What Are We Doing Again?

Scope Definition in Collective Impact

If you’ve heard about collective impact, there’s a good chance you also know how collective impact efforts are defined by the existence of a “common agenda.” For collective impact efforts to work, key stakeholders need to have a shared vision for change: including a shared understanding of the problem they are trying to tackle, and what a joint approach to addressing that problem might look like.

That sounds great, but what does it really mean for stakeholders to get to a common agenda in practice? I had the privilege of grappling with this very issue on my most recent engagement with Washington State’s Essentials for Childhood (EfC) initiative. Originally conceived by the Centers for Disease Control and Prevention, EfC is currently being piloted across multiple states as an attempt to use collective impact to address child well-being and maltreatment. Thanks to support from several local funders, FSG has been able to partner with Washington State’s EfC backbone team over the past 4 months to launch their collective impact effort.

From Day 1, our team realized that defining the scope of the common agenda was going to be a challenge. Most simply, addressing child well-being is complex because it affects multiple systems on multiple levels. While child well-being is certainly about health, it also relates to other domains including education, child welfare, and juvenile justice. In turn, these areas are linked closely with issues like housing, community development, and racial equity. While it was obvious that our effort needed to focus on improving outcomes for children, at the same time, it also meant working with parents, schools, communities, and state-level policymakers to create changes in the environments in which children live. We had our work cut out for us – how could we help bring focus to tackling such a broad, complex issue?

We began by convening a group of state-level leaders with expertise across these various domains and levels. Beginning with individual interviews, we put together a narrative outlining the state of child well-being and maltreatment in Washington, which we then refined through a series of meetings with the group. It took time and resources to engage meaningfully with the relevant stakeholders, but the process helped the group come to initial consensus on the nature of Washington’s problems, and what a potential solution might look like. While the State’s EfC effort is still in its infancy, we’ve been able to outline some of the key parameters and questions the initiative needs to grapple with in order to arrive at a common agenda. For example, while stakeholders might agree about the need to make interventions across multiple stages of a child’s life-course, where should the initiative first focus its resources? Similarly, while the effort might need to create both community-level and state-level change, how is this effort uniquely positioned to create positive change in a complex landscape? And how should these choices concerning the effort’s strategic focus influence the constitution of its steering committee as it evolves?

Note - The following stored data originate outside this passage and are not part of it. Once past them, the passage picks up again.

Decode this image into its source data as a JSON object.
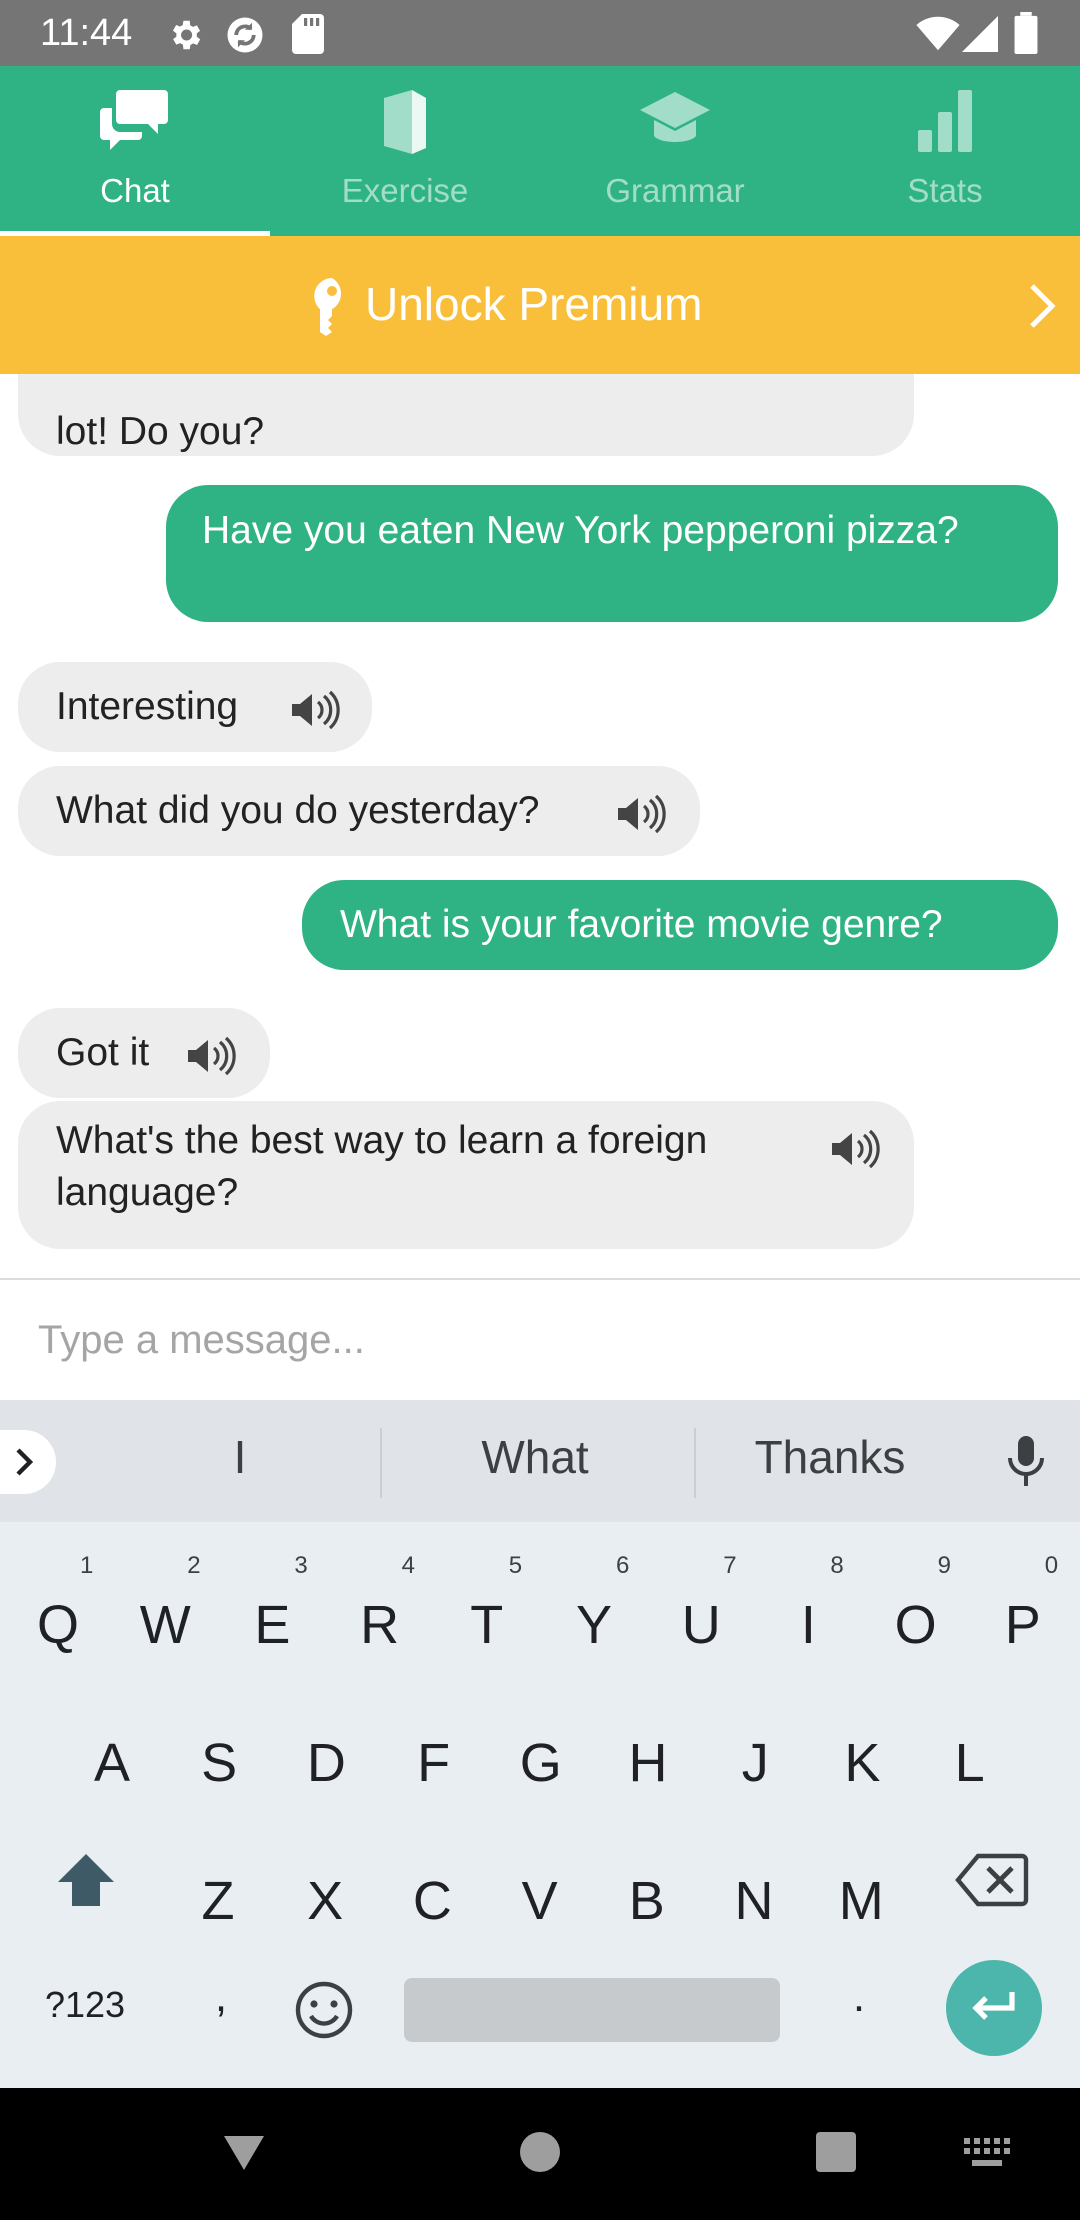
{
  "status_bar": {
    "time": "11:44",
    "icons": [
      "gear-icon",
      "sync-icon",
      "sd-card-icon",
      "wifi-icon",
      "signal-icon",
      "battery-icon"
    ]
  },
  "tabs": [
    {
      "label": "Chat",
      "icon": "chat-icon",
      "active": true
    },
    {
      "label": "Exercise",
      "icon": "book-icon",
      "active": false
    },
    {
      "label": "Grammar",
      "icon": "graduation-cap-icon",
      "active": false
    },
    {
      "label": "Stats",
      "icon": "bar-chart-icon",
      "active": false
    }
  ],
  "premium": {
    "label": "Unlock Premium",
    "icon": "key-icon"
  },
  "messages": [
    {
      "from": "bot",
      "text": "lot! Do you?",
      "partial": true
    },
    {
      "from": "user",
      "text": "Have you eaten New York pepperoni pizza?"
    },
    {
      "from": "bot",
      "text": "Interesting"
    },
    {
      "from": "bot",
      "text": "What did you do yesterday?"
    },
    {
      "from": "user",
      "text": "What is your favorite movie genre?"
    },
    {
      "from": "bot",
      "text": "Got it"
    },
    {
      "from": "bot",
      "text": "What's the best way to learn a foreign language?"
    }
  ],
  "composer": {
    "placeholder": "Type a message...",
    "value": ""
  },
  "keyboard": {
    "suggestions": [
      "I",
      "What",
      "Thanks"
    ],
    "row1": [
      "Q",
      "W",
      "E",
      "R",
      "T",
      "Y",
      "U",
      "I",
      "O",
      "P"
    ],
    "row1_hints": [
      "1",
      "2",
      "3",
      "4",
      "5",
      "6",
      "7",
      "8",
      "9",
      "0"
    ],
    "row2": [
      "A",
      "S",
      "D",
      "F",
      "G",
      "H",
      "J",
      "K",
      "L"
    ],
    "row3": [
      "Z",
      "X",
      "C",
      "V",
      "B",
      "N",
      "M"
    ],
    "symbols_key": "?123",
    "comma_key": ",",
    "period_key": "."
  },
  "colors": {
    "brand_green": "#2fb385",
    "premium_yellow": "#f9bf3b",
    "status_bar": "#757575",
    "enter_teal": "#4db6ac"
  }
}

If there’s one thing I’ve learned through the course of this project, it’s that getting to a common agenda when tackling complex social problems at scale can be tremendously challenging. Getting outstanding and busy leaders who are (rightly!) impatient for change to agree on a shared vision for change is certainly tough. Yet, the inconvenient truth is that we need multi-disciplinary and well-coordinated responses which are based on a shared vision for change in order to effectively tackle complex problems like child maltreatment. Collective Impact is a powerful tool because it provides a rigorous intellectual and organizational infrastructure for arriving at, and pursuing, this change.